Milo squeezed my elbow. “You could do that,” he remarked, more seriously than I would have wished. “You have a nice chest, Emma.”

It was the first personal observation Milo had ever directed at me in the two years I had known him. I didn’t know whether to slug him or smile in gratitude. Deciding that he meant well, but couldn’t help being an inarticulate boob, I settled for a noncommittal shrug. Then I realized
that
boob
was probably inappropriate. I had to stifle a laugh, lest I encourage Carla to further mayhem.

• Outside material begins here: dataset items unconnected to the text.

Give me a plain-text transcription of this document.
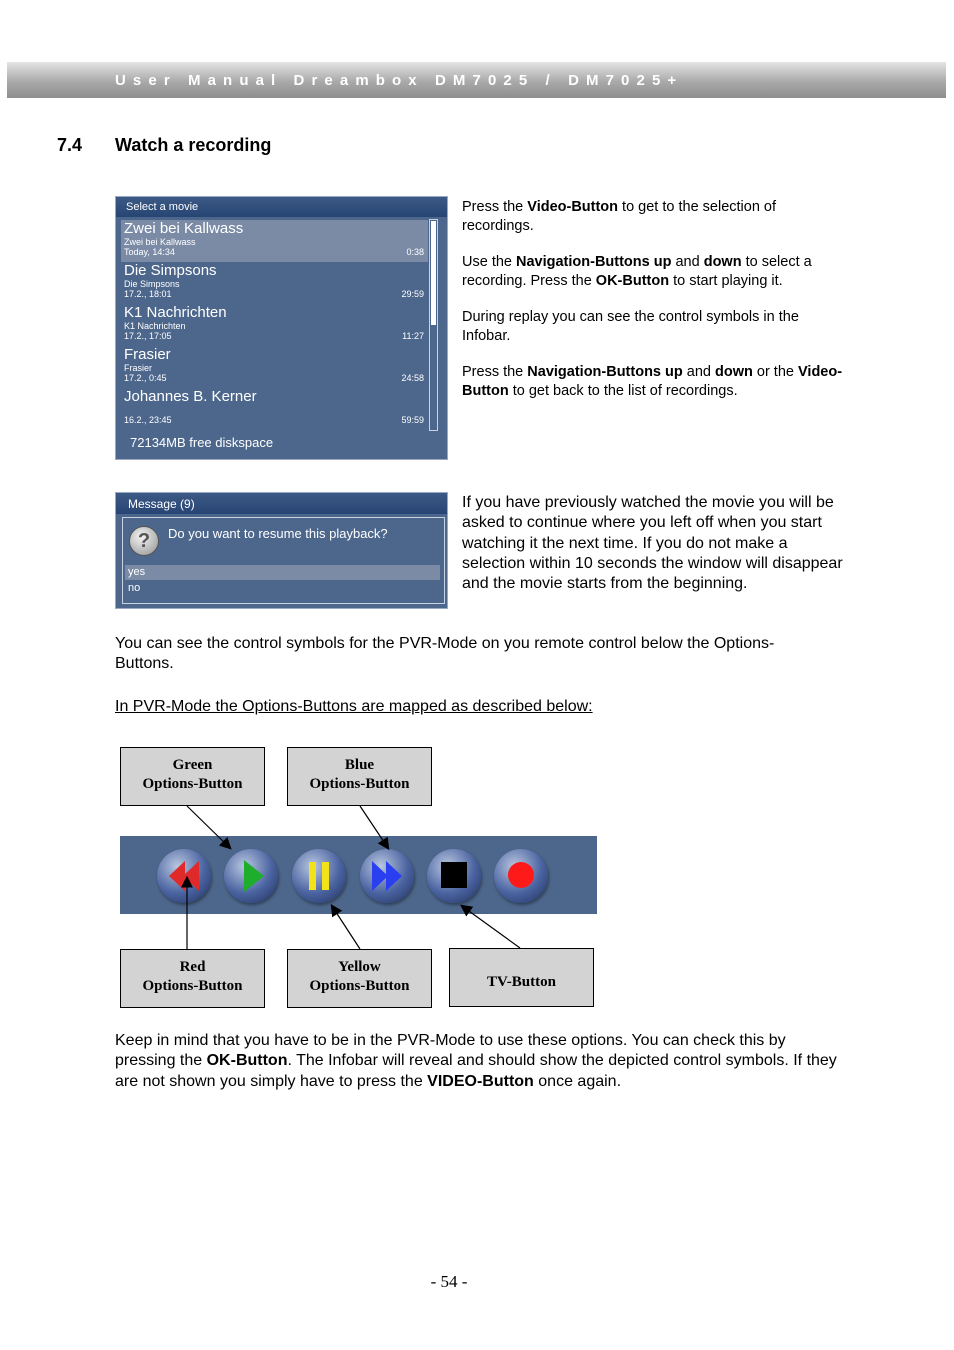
User Manual Dreambox DM7025 / DM7025+
7.4 Watch a recording
Select a movie
Zwei bei Kallwass
Zwei bei Kallwass
Today, 14:34	0:38
Die Simpsons
Die Simpsons
17.2., 18:01	29:59
K1 Nachrichten
K1 Nachrichten
17.2., 17:05	11:27
Frasier
Frasier
17.2., 0:45	24:58
Johannes B. Kerner
16.2., 23:45	59:59
72134MB free diskspace

Press the Video-Button to get to the selection of recordings.

Use the Navigation-Buttons up and down to select a recording. Press the OK-Button to start playing it.

During replay you can see the control symbols in the Infobar.

Press the Navigation-Buttons up and down or the Video-Button to get back to the list of recordings.

Message (9)
?	Do you want to resume this playback?
yes
no
If you have previously watched the movie you will be asked to continue where you left off when you start watching it the next time. If you do not make a selection within 10 seconds the window will disappear and the movie starts from the beginning.
You can see the control symbols for the PVR-Mode on you remote control below the Options-Buttons.
In PVR-Mode the Options-Buttons are mapped as described below:
Green
Options-Button
Blue
Options-Button
Red
Options-Button
Yellow
Options-Button	TV-Button
Keep in mind that you have to be in the PVR-Mode to use these options. You can check this by pressing the OK-Button. The Infobar will reveal and should show the depicted control symbols. If they are not shown you simply have to press the VIDEO-Button once again.
- 54 -
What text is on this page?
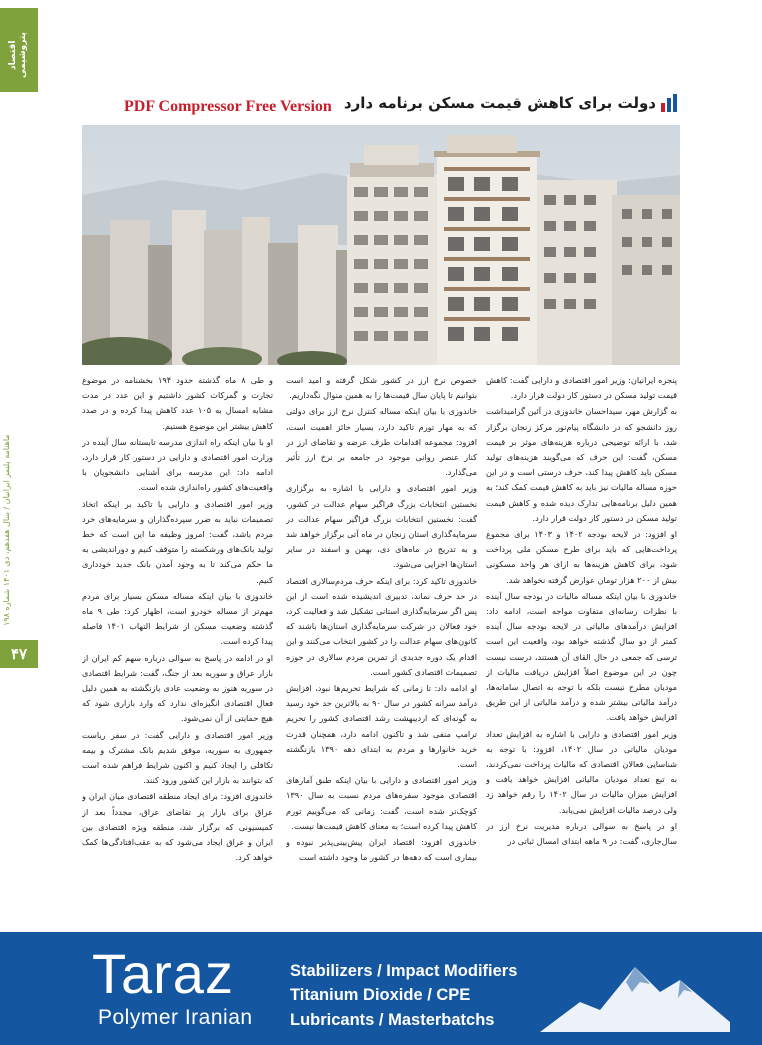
اقتصاد پتروشیمی
ماهنامه پلیمر ایرانیان / سال هفدهم، دی ۱۴۰۱ شماره ۱۹۸
۴۷
PDF Compressor Free Version دولت برای کاهش قیمت مسکن برنامه دارد

پنجره ایرانیان: وزیر امور اقتصادی و دارایی گفت: کاهش قیمت تولید مسکن در دستور کار دولت قرار دارد.

به گزارش مهر، سیداحسان خاندوزی در آئین گرامیداشت روز دانشجو که در دانشگاه پیام‌نور مرکز زنجان برگزار شد، با ارائه توضیحی درباره هزینه‌های موثر بر قیمت مسکن، گفت: این حرف که می‌گویند هزینه‌های تولید مسکن باید کاهش پیدا کند، حرف درستی است و در این حوزه مساله مالیات نیز باید به کاهش قیمت کمک کند؛ به همین دلیل برنامه‌هایی تدارک دیده شده و کاهش قیمت تولید مسکن در دستور کار دولت قرار دارد.

او افزود: در لایحه بودجه ۱۴۰۲ و ۱۴۰۳ برای مجموع پرداخت‌هایی که باید برای طرح مسکن ملی پرداخت شود، برای کاهش هزینه‌ها به ازای هر واحد مسکونی بیش از ۲۰۰ هزار تومان عوارض گرفته نخواهد شد.

خاندوزی با بیان اینکه مساله مالیات در بودجه سال آینده با نظرات رسانه‌ای متفاوت مواجه است، ادامه داد: افزایش درآمدهای مالیاتی در لایحه بودجه سال آینده کمتر از دو سال گذشته خواهد بود، واقعیت این است ترسی که جمعی در حال القای آن هستند، درست نیست چون در این موضوع اصلاً افزایش دریافت مالیات از مودیان مطرح نیست بلکه با توجه به اتصال سامانه‌ها، درآمد مالیاتی بیشتر شده و درآمد مالیاتی از این طریق افزایش خواهد یافت.

وزیر امور اقتصادی و دارایی با اشاره به افزایش تعداد مودیان مالیاتی در سال ۱۴۰۲، افزود: با توجه به شناسایی فعالان اقتصادی که مالیات پرداخت نمی‌کردند، به تبع تعداد مودیان مالیاتی افزایش خواهد یافت و افزایش میزان مالیات در سال ۱۴۰۲ را رقم خواهد زد ولی درصد مالیات افزایش نمی‌یابد.

او در پاسخ به سوالی درباره مدیریت نرخ ارز در سال‌جاری، گفت: در ۹ ماهه ابتدای امسال ثباتی در

خصوص نرخ ارز در کشور شکل گرفته و امید است بتوانیم تا پایان سال قیمت‌ها را به همین منوال نگه‌داریم.

خاندوزی با بیان اینکه مساله کنترل نرخ ارز برای دولتی که به مهار تورم تاکید دارد، بسیار حائز اهمیت است، افزود: مجموعه اقدامات طرف عرضه و تقاضای ارز در کنار عنصر روانی موجود در جامعه بر نرخ ارز تأثیر می‌گذارد.

وزیر امور اقتصادی و دارایی با اشاره به برگزاری نخستین انتخابات بزرگ فراگیر سهام عدالت در کشور، گفت: نخستین انتخابات بزرگ فراگیر سهام عدالت در سرمایه‌گذاری استان زنجان در ماه آتی برگزار خواهد شد و به تدریج در ماه‌های دی، بهمن و اسفند در سایر استان‌ها اجرایی می‌شود.

خاندوزی تاکید کرد: برای اینکه حرف مردم‌سالاری اقتصاد در حد حرف نماند، تدبیری اندیشیده شده است از این پس اگر سرمایه‌گذاری استانی تشکیل شد و فعالیت کرد، خود فعالان در شرکت سرمایه‌گذاری استان‌ها باشند که کانون‌های سهام عدالت را در کشور انتخاب می‌کنند و این اقدام یک دوره جدیدی از تمرین مردم سالاری در حوزه تصمیمات اقتصادی کشور است.

او ادامه داد: تا زمانی که شرایط تحریم‌ها نبود، افزایش درآمد سرانه کشور در سال ۹۰ به بالاترین حد خود رسید به گونه‌ای که اردیبهشت رشد اقتصادی کشور را تحریم ترامپ منفی شد و تاکنون ادامه دارد، همچنان قدرت خرید خانوارها و مردم به ابتدای دهه ۱۳۹۰ بازنگشته است.

وزیر امور اقتصادی و دارایی با بیان اینکه طبق آمارهای اقتصادی موجود سفره‌های مردم نسبت به سال ۱۳۹۰ کوچک‌تر شده است، گفت: زمانی که می‌گوییم تورم کاهش پیدا کرده است؛ به معنای کاهش قیمت‌ها نیست.

خاندوزی افزود: اقتصاد ایران پیش‌بینی‌پذیر نبوده و بیماری است که دهه‌ها در کشور ما وجود داشته است

و طی ۸ ماه گذشته حدود ۱۹۴ بخشنامه در موضوع تجارت و گمرکات کشور داشتیم و این عدد در مدت مشابه امسال به ۱۰۵ عدد کاهش پیدا کرده و در صدد کاهش بیشتر این موضوع هستیم.

او با بیان اینکه راه اندازی مدرسه تابستانه سال آینده در وزارت امور اقتصادی و دارایی در دستور کار قرار دارد، ادامه داد: این مدرسه برای آشنایی دانشجویان با واقعیت‌های کشور راه‌اندازی شده است.

وزیر امور اقتصادی و دارایی با تاکید بر اینکه اتخاذ تصمیمات نباید به ضرر سپرده‌گذاران و سرمایه‌های خرد مردم باشد، گفت: امروز وظیفه ما این است که خط تولید بانک‌های ورشکسته را متوقف کنیم و دوراندیشی به ما حکم می‌کند تا به وجود آمدن بانک جدید خودداری کنیم.

خاندوزی با بیان اینکه مساله مسکن بسیار برای مردم مهم‌تر از مساله خودرو است، اظهار کرد: طی ۹ ماه گذشته وضعیت مسکن از شرایط التهاب ۱۴۰۱ فاصله پیدا کرده است.

او در ادامه در پاسخ به سوالی درباره سهم کم ایران از بازار عراق و سوریه بعد از جنگ، گفت: شرایط اقتصادی در سوریه هنوز به وضعیت عادی بازنگشته به همین دلیل فعال اقتصادی انگیزه‌ای ندارد که وارد بازاری شود که هیچ حمایتی از آن نمی‌شود.

وزیر امور اقتصادی و دارایی گفت: در سفر ریاست جمهوری به سوریه، موفق شدیم بانک مشترک و بیمه تکافلی را ایجاد کنیم و اکنون شرایط فراهم شده است که بتوانند به بازار این کشور ورود کنند.

خاندوزی افزود: برای ایجاد منطقه اقتصادی میان ایران و عراق برای بازار پر تقاضای عراق، مجدداً بعد از کمیسیونی که برگزار شد، منطقه ویژه اقتصادی بین ایران و عراق ایجاد می‌شود که به عقب‌افتادگی‌ها کمک خواهد کرد.

Taraz
Polymer Iranian
Stabilizers / Impact Modifiers
Titanium Dioxide / CPE
Lubricants / Masterbatchs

There were twelve contestants in all, and either by accident or design, Vida was last—but certainly not least. She stomped up the stairs to Johnny Cash’s classic “Ring of Fire,” her head held high, her glasses almost at the end of her nose. She wore a pair of dark gray slacks I’d seen fifty times at work, but her T-shirt was a sight to behold: Vida’s impressive bust was adorned with the front page of
The Advocate’s
Loggerama edition, and in each hand she held a small pennant. The left said
SUBSCRIBE NOW
!; the right said
READ BOOKS
! Carla jumped onto the table and lead the applause. Naturally, I joined in. Vida sailed off the bar and down the ramp at the far end to join her fellow contestants in the men’s room, which was temporarily off-limits. I noticed that Patti Marsh was no longer seated at the first-row table. Maybe she was having regrets about not having taken part in the competition.